- Born: October 31, 1949 Brandis, East Germany
- Education: Technische Universität Darmstadt
- Occupation: Computer scientist
- Employers: University of Kaiserslautern; University of Stuttgart; International University (Bruchsal); EML European Media Laboratory GmbH; Heidelberg Institute for Theoretical Studies; University of Heidelberg;
- Known for: Work on database, transaction processing systems and parallel and distributed computer systems

= Andreas Reuter =

German computer science professor

Andreas Reuter (born October 31, 1949) is a German computer science professor and research manager. His research focuses on databases, transaction systems, and parallel and distributed computer systems. Reuter has been scientific and executive director of EML European Media Laboratory GmbH and gGmbH since 1998 and Managing Director of the Heidelberg Institute for Theoretical Studies (HITS gGmbH) from 2010 until 2016. In October 2015, he was appointed Senior Professor at the University of Heidelberg.

==Life and career==

During his school time he volunteered in the company founded by Konrad Zuse in Bad Hersfeld. After graduating in 1968, he worked as a freelance programmer for companies and authorities. From 1973 on, he studied computer science at the Technical University of Munich and at the Department of Computer Science of the Technische Universität Darmstadt. He completed his studies in Darmstadt with a diplom in 1978. As a researcher he received his doctorate degree (Dr.-Ing.) under Theo Härder and Hartmut Wedekind in 1981. He worked as an assistant professor at the University of Kaiserslautern from 1981 to 1983. In 1983 he was employed as a postdoc at the IBM Research Center in San José. In 1985 he was appointed professor at the University of Stuttgart, where he became the founding director of the Institute for Parallel and Distributed High-Performance Computer Systems in 1988. From 1992 until 1996 he was Vice-President for Academic Affairs at the University of Stuttgart. In 1996 he declined an offered position as director at the Max Planck Institute for Computer Science in Saarbrücken. Instead, from 1997 on he co-founded and developed the private "International University in Germany", where he worked as dean and vice-president until 2004.

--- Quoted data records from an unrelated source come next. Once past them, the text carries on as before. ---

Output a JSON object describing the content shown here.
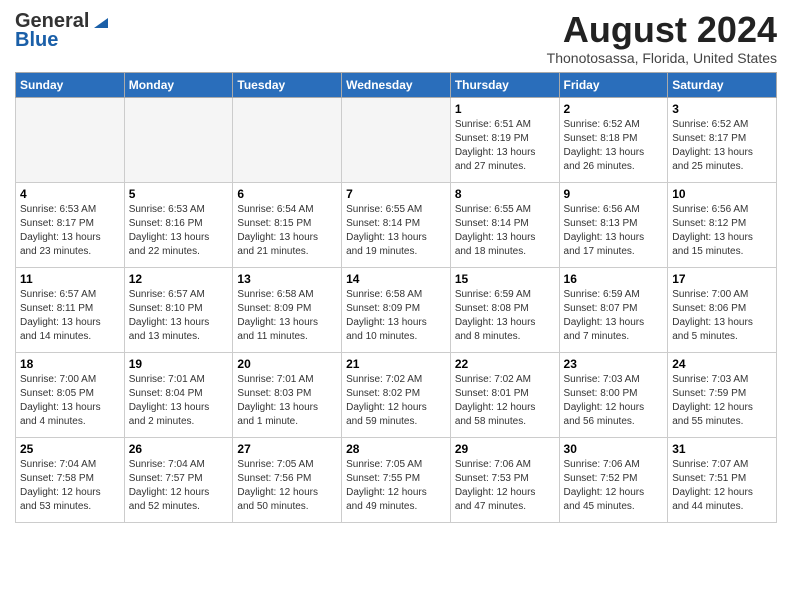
{
  "header": {
    "logo_general": "General",
    "logo_blue": "Blue",
    "month_year": "August 2024",
    "location": "Thonotosassa, Florida, United States"
  },
  "weekdays": [
    "Sunday",
    "Monday",
    "Tuesday",
    "Wednesday",
    "Thursday",
    "Friday",
    "Saturday"
  ],
  "weeks": [
    [
      {
        "day": "",
        "info": ""
      },
      {
        "day": "",
        "info": ""
      },
      {
        "day": "",
        "info": ""
      },
      {
        "day": "",
        "info": ""
      },
      {
        "day": "1",
        "info": "Sunrise: 6:51 AM\nSunset: 8:19 PM\nDaylight: 13 hours\nand 27 minutes."
      },
      {
        "day": "2",
        "info": "Sunrise: 6:52 AM\nSunset: 8:18 PM\nDaylight: 13 hours\nand 26 minutes."
      },
      {
        "day": "3",
        "info": "Sunrise: 6:52 AM\nSunset: 8:17 PM\nDaylight: 13 hours\nand 25 minutes."
      }
    ],
    [
      {
        "day": "4",
        "info": "Sunrise: 6:53 AM\nSunset: 8:17 PM\nDaylight: 13 hours\nand 23 minutes."
      },
      {
        "day": "5",
        "info": "Sunrise: 6:53 AM\nSunset: 8:16 PM\nDaylight: 13 hours\nand 22 minutes."
      },
      {
        "day": "6",
        "info": "Sunrise: 6:54 AM\nSunset: 8:15 PM\nDaylight: 13 hours\nand 21 minutes."
      },
      {
        "day": "7",
        "info": "Sunrise: 6:55 AM\nSunset: 8:14 PM\nDaylight: 13 hours\nand 19 minutes."
      },
      {
        "day": "8",
        "info": "Sunrise: 6:55 AM\nSunset: 8:14 PM\nDaylight: 13 hours\nand 18 minutes."
      },
      {
        "day": "9",
        "info": "Sunrise: 6:56 AM\nSunset: 8:13 PM\nDaylight: 13 hours\nand 17 minutes."
      },
      {
        "day": "10",
        "info": "Sunrise: 6:56 AM\nSunset: 8:12 PM\nDaylight: 13 hours\nand 15 minutes."
      }
    ],
    [
      {
        "day": "11",
        "info": "Sunrise: 6:57 AM\nSunset: 8:11 PM\nDaylight: 13 hours\nand 14 minutes."
      },
      {
        "day": "12",
        "info": "Sunrise: 6:57 AM\nSunset: 8:10 PM\nDaylight: 13 hours\nand 13 minutes."
      },
      {
        "day": "13",
        "info": "Sunrise: 6:58 AM\nSunset: 8:09 PM\nDaylight: 13 hours\nand 11 minutes."
      },
      {
        "day": "14",
        "info": "Sunrise: 6:58 AM\nSunset: 8:09 PM\nDaylight: 13 hours\nand 10 minutes."
      },
      {
        "day": "15",
        "info": "Sunrise: 6:59 AM\nSunset: 8:08 PM\nDaylight: 13 hours\nand 8 minutes."
      },
      {
        "day": "16",
        "info": "Sunrise: 6:59 AM\nSunset: 8:07 PM\nDaylight: 13 hours\nand 7 minutes."
      },
      {
        "day": "17",
        "info": "Sunrise: 7:00 AM\nSunset: 8:06 PM\nDaylight: 13 hours\nand 5 minutes."
      }
    ],
    [
      {
        "day": "18",
        "info": "Sunrise: 7:00 AM\nSunset: 8:05 PM\nDaylight: 13 hours\nand 4 minutes."
      },
      {
        "day": "19",
        "info": "Sunrise: 7:01 AM\nSunset: 8:04 PM\nDaylight: 13 hours\nand 2 minutes."
      },
      {
        "day": "20",
        "info": "Sunrise: 7:01 AM\nSunset: 8:03 PM\nDaylight: 13 hours\nand 1 minute."
      },
      {
        "day": "21",
        "info": "Sunrise: 7:02 AM\nSunset: 8:02 PM\nDaylight: 12 hours\nand 59 minutes."
      },
      {
        "day": "22",
        "info": "Sunrise: 7:02 AM\nSunset: 8:01 PM\nDaylight: 12 hours\nand 58 minutes."
      },
      {
        "day": "23",
        "info": "Sunrise: 7:03 AM\nSunset: 8:00 PM\nDaylight: 12 hours\nand 56 minutes."
      },
      {
        "day": "24",
        "info": "Sunrise: 7:03 AM\nSunset: 7:59 PM\nDaylight: 12 hours\nand 55 minutes."
      }
    ],
    [
      {
        "day": "25",
        "info": "Sunrise: 7:04 AM\nSunset: 7:58 PM\nDaylight: 12 hours\nand 53 minutes."
      },
      {
        "day": "26",
        "info": "Sunrise: 7:04 AM\nSunset: 7:57 PM\nDaylight: 12 hours\nand 52 minutes."
      },
      {
        "day": "27",
        "info": "Sunrise: 7:05 AM\nSunset: 7:56 PM\nDaylight: 12 hours\nand 50 minutes."
      },
      {
        "day": "28",
        "info": "Sunrise: 7:05 AM\nSunset: 7:55 PM\nDaylight: 12 hours\nand 49 minutes."
      },
      {
        "day": "29",
        "info": "Sunrise: 7:06 AM\nSunset: 7:53 PM\nDaylight: 12 hours\nand 47 minutes."
      },
      {
        "day": "30",
        "info": "Sunrise: 7:06 AM\nSunset: 7:52 PM\nDaylight: 12 hours\nand 45 minutes."
      },
      {
        "day": "31",
        "info": "Sunrise: 7:07 AM\nSunset: 7:51 PM\nDaylight: 12 hours\nand 44 minutes."
      }
    ]
  ]
}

On January 1, 1998 he was appointed scientific and managing director of the EML European Media Laboratory GmbH, which Klaus Tschira had founded in 1997. Together with Klaus Tschira, he was essentially involved in building up the company and its affiliate, EML Research gGmbH (from 2003 on). In 2010 EML Research became the Heidelberg Institute for Theoretical Studies, whose managing director he was until April 2016.

In 2007, Andreas Reuter accepted the endowed chair for “Dependable Systems”, supported by the Klaus Tschira Foundation, at the University of Kaiserslautern. In 2011 he transferred to Heidelberg University. There he held an endowed chair for “Distributed Systems”, also supported by the Klaus Tschira Foundation. The Technical University of Donetsk (Ukraine) awarded him an honorary doctorate in 1994.

==Research and positions==

Andreas Reuter’s research focuses on the field of databases, transaction systems, and parallel and distributed computer systems. Together with the Turing Award laureate James "Jim" Gray he published the book "Transaction Processing: Concepts and Techniques" in 1992, which became a standard reference work for researchers and developers around the world and was translated among others into Chinese and Japanese. He developed a definition of the transactional processing model in (distributed) databases along with Theo Härder, a model which to this day is often quoted by his acronym ACID (atomicity, consistency, isolation, durability).
In addition to his research Andreas Reuter conducted numerous consulting projects and held lectures on many topics in both the university and industrial sectors. He is involved in numerous advisory boards both in academia and industry and is among other positions an External Scientific Member of the Max Planck Institute for Computer Science (MPII) in Saarbrücken and of the Board of Trustees of the Max Planck Institute for Astronomy (MPIA) in Heidelberg.

==Recognition==
He was elected as an ACM Fellow in 2019 "for contributions to database concurrency control and for service to the community".